The Hidden Danger in WiFi Protocols
Researchers at Northeastern University have discovered a critical vulnerability in the IEEE 802.11 protocol, which could allow attackers to force access points to leak network frames in plaintext. The flaw is exploitable when access points enter power-saving mode and queue frames to send upon waking. Although Cisco acknowledged the vulnerability, they claimed that any data obtained would have minimal value in a securely configured network.
Cyber Campaign Targeting Environmental Activists
Court records revealed that Israeli private detective Aviram Azari operated a years-long cyber campaign against environmental activists and organizations such as the Rockefeller Family Fund and Green Peace. Azari, arrested in 2019, pled guilty to hacking conspiracy, wire fraud, and identity theft last year. His attorney stated that he is not cooperating with the ongoing investigation.
Open Letter Urges AI Development Halt
Over 1,000 signatories, including Elon Musk, Steve Wozniak, and Tristan Harris, have called for AI labs to pause the training of AI systems more powerful than GPT-4 for at least six months. The open letter argues that the AI industry is locked in an uncontrolled race for more powerful models without proper planning and management.
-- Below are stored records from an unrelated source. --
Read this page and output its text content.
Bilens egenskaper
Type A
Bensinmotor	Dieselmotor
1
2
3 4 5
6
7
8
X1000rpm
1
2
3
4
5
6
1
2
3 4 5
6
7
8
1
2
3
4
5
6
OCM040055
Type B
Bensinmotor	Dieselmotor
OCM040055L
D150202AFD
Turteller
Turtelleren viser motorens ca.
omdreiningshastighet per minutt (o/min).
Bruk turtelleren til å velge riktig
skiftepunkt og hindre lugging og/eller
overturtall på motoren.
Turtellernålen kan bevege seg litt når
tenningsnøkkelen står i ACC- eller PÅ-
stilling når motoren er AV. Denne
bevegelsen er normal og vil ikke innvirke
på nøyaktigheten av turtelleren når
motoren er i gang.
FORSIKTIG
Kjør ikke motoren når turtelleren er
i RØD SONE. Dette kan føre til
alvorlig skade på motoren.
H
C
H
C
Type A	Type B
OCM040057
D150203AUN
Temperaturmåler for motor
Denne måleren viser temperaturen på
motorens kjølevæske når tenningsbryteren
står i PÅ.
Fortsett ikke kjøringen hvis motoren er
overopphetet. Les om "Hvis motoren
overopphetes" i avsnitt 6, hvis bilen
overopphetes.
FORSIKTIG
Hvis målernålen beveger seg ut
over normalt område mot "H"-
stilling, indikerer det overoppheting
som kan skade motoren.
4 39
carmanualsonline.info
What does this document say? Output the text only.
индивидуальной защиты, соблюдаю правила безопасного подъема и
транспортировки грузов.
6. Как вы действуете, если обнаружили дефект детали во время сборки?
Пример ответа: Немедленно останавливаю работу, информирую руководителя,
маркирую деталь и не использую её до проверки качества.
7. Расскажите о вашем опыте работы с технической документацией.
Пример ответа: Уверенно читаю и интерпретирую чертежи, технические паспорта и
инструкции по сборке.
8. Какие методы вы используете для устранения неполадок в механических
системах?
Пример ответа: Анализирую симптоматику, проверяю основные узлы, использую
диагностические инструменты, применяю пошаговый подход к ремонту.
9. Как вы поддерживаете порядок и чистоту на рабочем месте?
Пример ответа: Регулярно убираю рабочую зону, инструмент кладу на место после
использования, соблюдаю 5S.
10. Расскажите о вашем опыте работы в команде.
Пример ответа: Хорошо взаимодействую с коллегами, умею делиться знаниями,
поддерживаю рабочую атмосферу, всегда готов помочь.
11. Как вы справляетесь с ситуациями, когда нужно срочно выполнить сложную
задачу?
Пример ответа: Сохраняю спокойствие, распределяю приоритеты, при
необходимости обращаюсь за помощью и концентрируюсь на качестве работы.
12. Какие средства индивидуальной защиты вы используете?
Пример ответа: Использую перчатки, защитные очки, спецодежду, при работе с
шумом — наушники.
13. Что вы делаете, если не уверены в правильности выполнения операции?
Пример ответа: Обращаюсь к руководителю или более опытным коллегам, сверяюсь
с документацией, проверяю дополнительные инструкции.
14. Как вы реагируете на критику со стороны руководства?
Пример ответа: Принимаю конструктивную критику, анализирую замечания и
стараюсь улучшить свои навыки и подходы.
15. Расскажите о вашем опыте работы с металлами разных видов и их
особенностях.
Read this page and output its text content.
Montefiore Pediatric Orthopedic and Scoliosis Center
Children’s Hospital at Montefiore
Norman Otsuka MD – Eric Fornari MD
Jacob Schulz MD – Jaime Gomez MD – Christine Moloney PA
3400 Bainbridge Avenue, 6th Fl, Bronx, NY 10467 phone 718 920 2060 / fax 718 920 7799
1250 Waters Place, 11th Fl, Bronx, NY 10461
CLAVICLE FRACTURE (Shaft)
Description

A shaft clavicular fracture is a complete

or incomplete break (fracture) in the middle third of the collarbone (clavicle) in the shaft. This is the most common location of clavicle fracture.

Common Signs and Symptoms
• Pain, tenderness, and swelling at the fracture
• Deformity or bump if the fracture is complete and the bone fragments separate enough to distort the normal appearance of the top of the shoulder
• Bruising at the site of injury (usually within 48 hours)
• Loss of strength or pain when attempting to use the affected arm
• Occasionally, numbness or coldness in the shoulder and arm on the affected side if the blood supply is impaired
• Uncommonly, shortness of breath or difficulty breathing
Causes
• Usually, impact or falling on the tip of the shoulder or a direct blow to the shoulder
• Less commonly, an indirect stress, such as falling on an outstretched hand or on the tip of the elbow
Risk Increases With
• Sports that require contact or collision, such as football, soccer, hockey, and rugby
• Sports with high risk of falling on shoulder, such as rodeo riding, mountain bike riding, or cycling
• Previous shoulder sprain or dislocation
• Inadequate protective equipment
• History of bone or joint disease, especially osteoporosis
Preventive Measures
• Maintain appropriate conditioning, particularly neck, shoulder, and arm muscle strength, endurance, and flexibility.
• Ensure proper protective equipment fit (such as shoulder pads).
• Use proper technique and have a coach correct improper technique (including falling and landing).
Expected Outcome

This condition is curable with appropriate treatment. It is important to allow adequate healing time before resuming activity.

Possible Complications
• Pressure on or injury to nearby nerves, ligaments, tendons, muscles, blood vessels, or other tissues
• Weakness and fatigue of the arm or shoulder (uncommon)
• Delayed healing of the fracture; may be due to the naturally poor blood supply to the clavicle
Massive Data Breach at NCB Management Services
Debt servicing giant NCB Management Services disclosed a cyberattack that exposed personal data of approximately 495,000 people, including names, addresses, Social Security numbers, and credit card information. The company claims to have obtained assurances that the third party no longer has any of the exposed data on its systems, suggesting a ransom was paid. Bank of America, whose closed credit cards were targeted, will provide victims with two years of identity theft protection.
Google Uncovers Spyware Zero-Days
Google’s Threat Analysis Group has identified over thirty spyware vendors working with government actors and reported two targeted campaigns that exploited zero-day vulnerabilities in Chrome, iOS, and Android. One campaign utilized an iOS remote code execution flaw to send GPS location data back to the attackers, while the other exploited multiple flaws in Samsung’s Internet browsers to install a full spyware suite on targeted devices. Google has reported all vulnerabilities to the affected vendors, who have since patched the issues.
Microsoft Defender Produces False Positives
Microsoft confirmed that its Defender software began incorrectly flagging legitimate links as malicious and not displaying content as expected. While users can still access the flagged URLs, admins have been overwhelmed with alerts since the issue arose on March 29th. Microsoft is currently investigating the root cause.
API Attacks Skyrocket
Salt Security’s State of API Security Q1 Report 2023 found a 400% increase in API attacks over the last six months, with 80% occurring over authenticated APIs. As a result, API security has become a top concern among organizations, reaching C-level discussions in nearly half of the surveyed companies.
North Dakota Passes Cybersecurity Education Bill
North Dakota has become the first US state to require cybersecurity education in K-12 schools, with a plan for implementation approved by July 1st, 2024. The state will also offer online cybersecurity, networking, and programming classes to all residents.
Cyberespionage Campaign Targets Governments
A hacking group with suspected ties to Russia or Belarus has been using simple but effective techniques to infiltrate multiple governments’ email systems. Their focus appears to be on cyberespionage operations related to Russia’s invasion of Ukraine. The group has targeted U.S. elected officials, European governments, and private telecommunications firms supporting Ukraine. Security firms Proofpoint and SentinelOne have been monitoring the group’s activities, noting its strategic intent and sophistication.
AlienFox Malware Targets Cloud Services API Keys
SentinelOne security researcher Alex Delamotte revealed the discovery of a new malware toolkit called AlienFox. Distributed via Telegram, AlienFox aims to harvest credentials from API keys and secrets from popular cloud service providers. The modular toolset is constantly evolving to incorporate new features and improvements. Organizations are advised to follow configuration management best practices and adhere to the principle of least privilege (PoLP) to mitigate the risks posed by AlienFox.
3CX Desktop App Compromised in Supply Chain Attack
3CX, a voice and video conferencing software provider, is working on a software update after multiple cybersecurity vendors detected an active supply chain attack targeting its desktop application. The compromised app acts as the first stage in a multi-stage attack chain, which uses GitHub to download malicious payloads. While the attack has been largely confined to the Windows Electron client of the PBX phone system, 3CX products are used by over 600,000 customers worldwide. CEO Nick Galea has recommended customers to uninstall and reinstall the app or use the PWA client until the issue is resolved.
That wraps up todays cybersecurity brief. As always, stay safe, stay vigilant and we’ll see you tomorrow with another update!